Schmidt PM, Sheridan RL, Moore CL, Scuba SC, King BT, Morrissey PM, Cancio LC. J. Burn Care Res. 2013; 35(5): 369-373.

Affiliation

From the *U.S. Army Institute of Surgical Research, Fort Sam Houston, Texas; †Burn Surgery Service, Shriners Hospital for Children, Boston, Massachusetts; †Surgical Critical Care, Massachusetts General Hospital, Boston; ‡Walter Reed National Military Medical Center, Bethesda, Maryland; and §U.S. Army Medical Activity, Fort Drum, New York.

Copyright

(Copyright © 2013, American Burn Association, Publisher Lippincott Williams and Wilkins)

DOI

10.1097/BCR.0b013e3182a366f1

PMID

24121805

Abstract

A large portion of the casualties admitted to military hospitals on the battlefield in Iraq comprise children, of whom 13% had burns. The U.S. Army Combat Support Hospital (CSH) in Baghdad, faced with an influx of such patients, successfully transferred selected burned children by commercial airlines to the Shriners Institute for Burned Children (SIBC) in Boston, Massachusetts. The authors aimed to document this process, from both an ethical and a procedural standpoint. Care was conducted in six phases: 1) admission to the CSH; 2) selection for transfer; 3) burn care at the CSH; 4) travel to the United States; 5) burn care at the SIBC; 6) return to Iraq. Transfer and SIBC care were funded by charitable organizations. A review of patient records was performed. Eight acutely burned pediatric patients participated in this program. All were successfully transferred, treated at the SIBC, and returned to Iraq.
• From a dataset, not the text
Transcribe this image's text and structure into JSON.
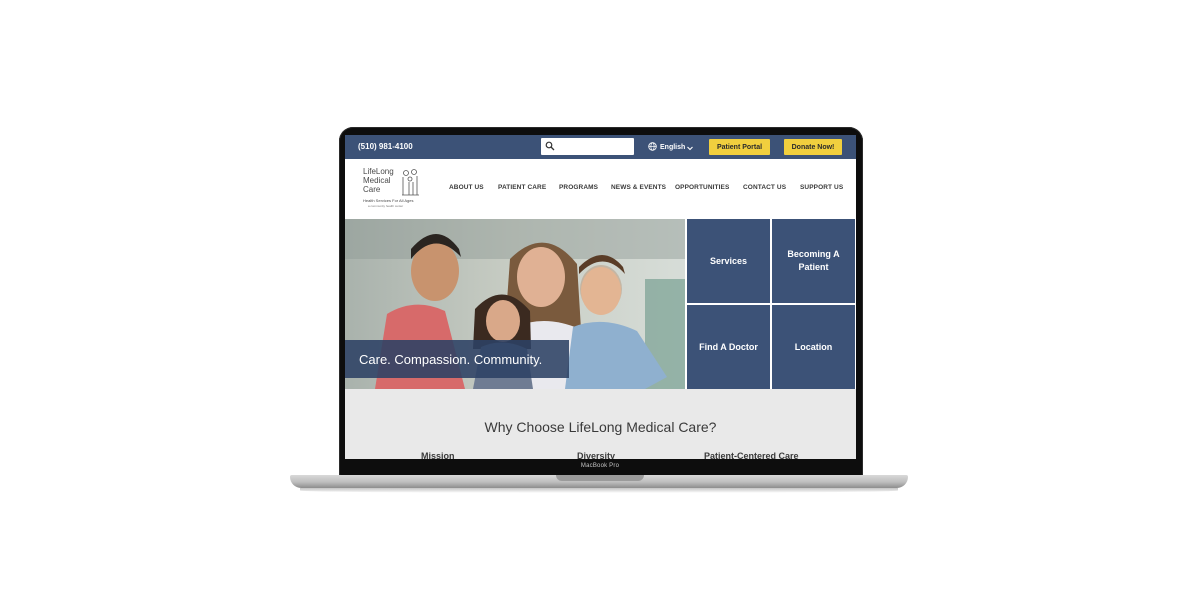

They ranged in age from 1.7 to 17 years and in burn size from 6 to 53% of the TBSA. At the SIBC, the hospital length of stay was 14 to 132 days; up to 23 visits to the operating room were performed for acute and reconstructive burn surgery. The cost of war includes the care of injured civilians, and includes burned children. For selected patients, transfer out of the combat zone is one method of fulfilling this obligation.